Chapitre 3 :
Je suis morte.
C'est la première chose à laquelle je pense lorsque je me réveille dans cette étendue verdoyante.
L'herbe douce ondulle au gré du vent, me caressant au passage. Je me redresse et constate qu'une brume blanche entoure les environs, cachant le ciel et l'horizon. Aucun repère. Je m'appuie sur mes coudes pour me mettre debout, et réalise que mon corps ne me fait plus souffrir. Mon long manteau noir est pourtant toujours tâché du sang du président. Et du mien sûrement.
Je dois réellement être morte.
Cette information finit par faire son chemin jusqu'à mon esprit, et lorsqu'elle y arrive, je l'accueille avec calme. Même si je ne m'attendais pas à autre chose que le néant, l'obscurité et la solitude.
Un mouvement sur ma droite attire mon attention.
Une vieille femme apparaît dans l'herbe, inconsciente. Puis, comme moi, elle émerge de son sommeil, et regarde autour d'elle, un peu désorientée. Ses yeux marrons croisent les miens, et elle sourit. A l'aide de sa canne, elle se dirige vers moi.
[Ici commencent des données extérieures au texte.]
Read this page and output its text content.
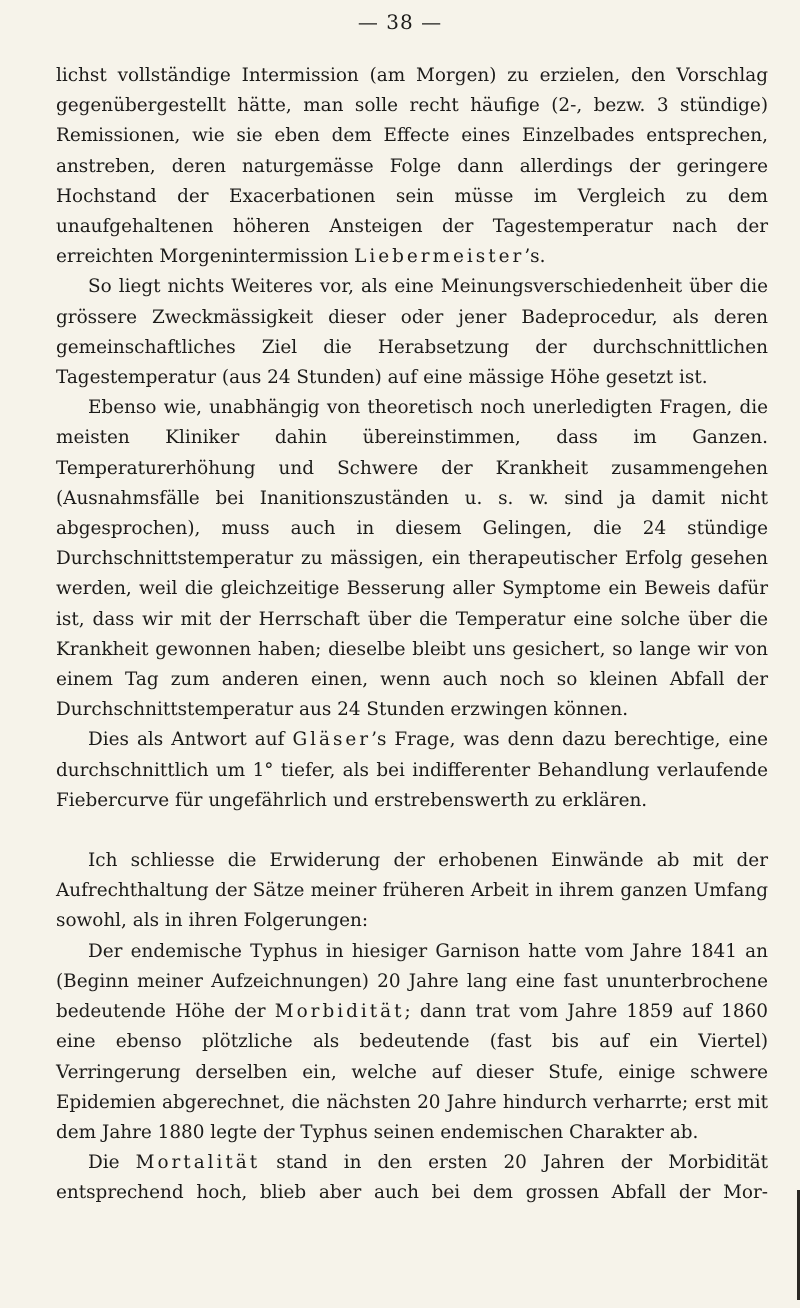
— 38 —

lichst vollständige Intermission (am Morgen) zu erzielen, den Vorschlag gegenübergestellt hätte, man solle recht häufige (2-, bezw. 3 stündige) Remissionen, wie sie eben dem Effecte eines Einzelbades entsprechen, anstreben, deren naturgemässe Folge dann allerdings der geringere Hochstand der Exacerbationen sein müsse im Vergleich zu dem unaufgehaltenen höheren Ansteigen der Tagestemperatur nach der erreichten Morgenintermission Liebermeister’s.

So liegt nichts Weiteres vor, als eine Meinungsverschiedenheit über die grössere Zweckmässigkeit dieser oder jener Badeprocedur, als deren gemeinschaftliches Ziel die Herabsetzung der durchschnittlichen Tagestemperatur (aus 24 Stunden) auf eine mässige Höhe gesetzt ist.

Ebenso wie, unabhängig von theoretisch noch unerledigten Fragen, die meisten Kliniker dahin übereinstimmen, dass im Ganzen. Temperaturerhöhung und Schwere der Krankheit zusammengehen (Ausnahmsfälle bei Inanitionszuständen u. s. w. sind ja damit nicht abgesprochen), muss auch in diesem Gelingen, die 24 stündige Durchschnittstemperatur zu mässigen, ein therapeutischer Erfolg gesehen werden, weil die gleichzeitige Besserung aller Symptome ein Beweis dafür ist, dass wir mit der Herrschaft über die Temperatur eine solche über die Krankheit gewonnen haben; dieselbe bleibt uns gesichert, so lange wir von einem Tag zum anderen einen, wenn auch noch so kleinen Abfall der Durchschnittstemperatur aus 24 Stunden erzwingen können.

Dies als Antwort auf Gläser’s Frage, was denn dazu berechtige, eine durchschnittlich um 1° tiefer, als bei indifferenter Behandlung verlaufende Fiebercurve für ungefährlich und erstrebenswerth zu erklären.

Ich schliesse die Erwiderung der erhobenen Einwände ab mit der Aufrechthaltung der Sätze meiner früheren Arbeit in ihrem ganzen Umfang sowohl, als in ihren Folgerungen:

Der endemische Typhus in hiesiger Garnison hatte vom Jahre 1841 an (Beginn meiner Aufzeichnungen) 20 Jahre lang eine fast ununterbrochene bedeutende Höhe der Morbidität; dann trat vom Jahre 1859 auf 1860 eine ebenso plötzliche als bedeutende (fast bis auf ein Viertel) Verringerung derselben ein, welche auf dieser Stufe, einige schwere Epidemien abgerechnet, die nächsten 20 Jahre hindurch verharrte; erst mit dem Jahre 1880 legte der Typhus seinen endemischen Charakter ab.

Die Mortalität stand in den ersten 20 Jahren der Morbidität entsprechend hoch, blieb aber auch bei dem grossen Abfall der Mor-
- Que me voulez-vous ? Je lui demande, en reculant pour maintenir une distance avec elle. Ne m'approchez pas.
- Ne sois pas si méfiante ma chérie ! Il ne peut rien t'arriver ici, tu es déjà morte de toute façon.
- C'est... vrai ? Je veux dire... Je ne rêve pas ?
Elle me rejoint et, au lieu de répondre, prend ma main. Ou plutôt elle essaie. Son corps passe au travers de mien comme si nous n'étions que brouillard nous aussi. Incrédule, je regarde mes paumes. Puis, sans prévenir, je lance mon poing en direction de la vieille dame. Ce dernier ne rencontrant que du vide, l'élan me fait tomber à plat ventre dans l'herbe.
- Besoin de plus de preuves ?
La grand mère sourit un peu plus.
- Bon, comme tu sembles perdue, viens avec moi.
Et sans attendre, elle commence à s'éloigner dans la brume. N'ayant rien d'autre à faire, je me décide à la suivre, même si elle ne m'inspire pas confiance. Nous marchons au milieu de ce paysage mystérieux, apercevant de temps en temps d'autres personnes. Mes bottes s'enfoncent dans la terre meuble. Cette sensation me rappelle le temps où je me promenais encore dans les parcs de Paris avec Lys et Hope. Mon cœur se serre mais je me blinde mentalement.
Il est temps de laisser tous ces souvenirs derrière moi.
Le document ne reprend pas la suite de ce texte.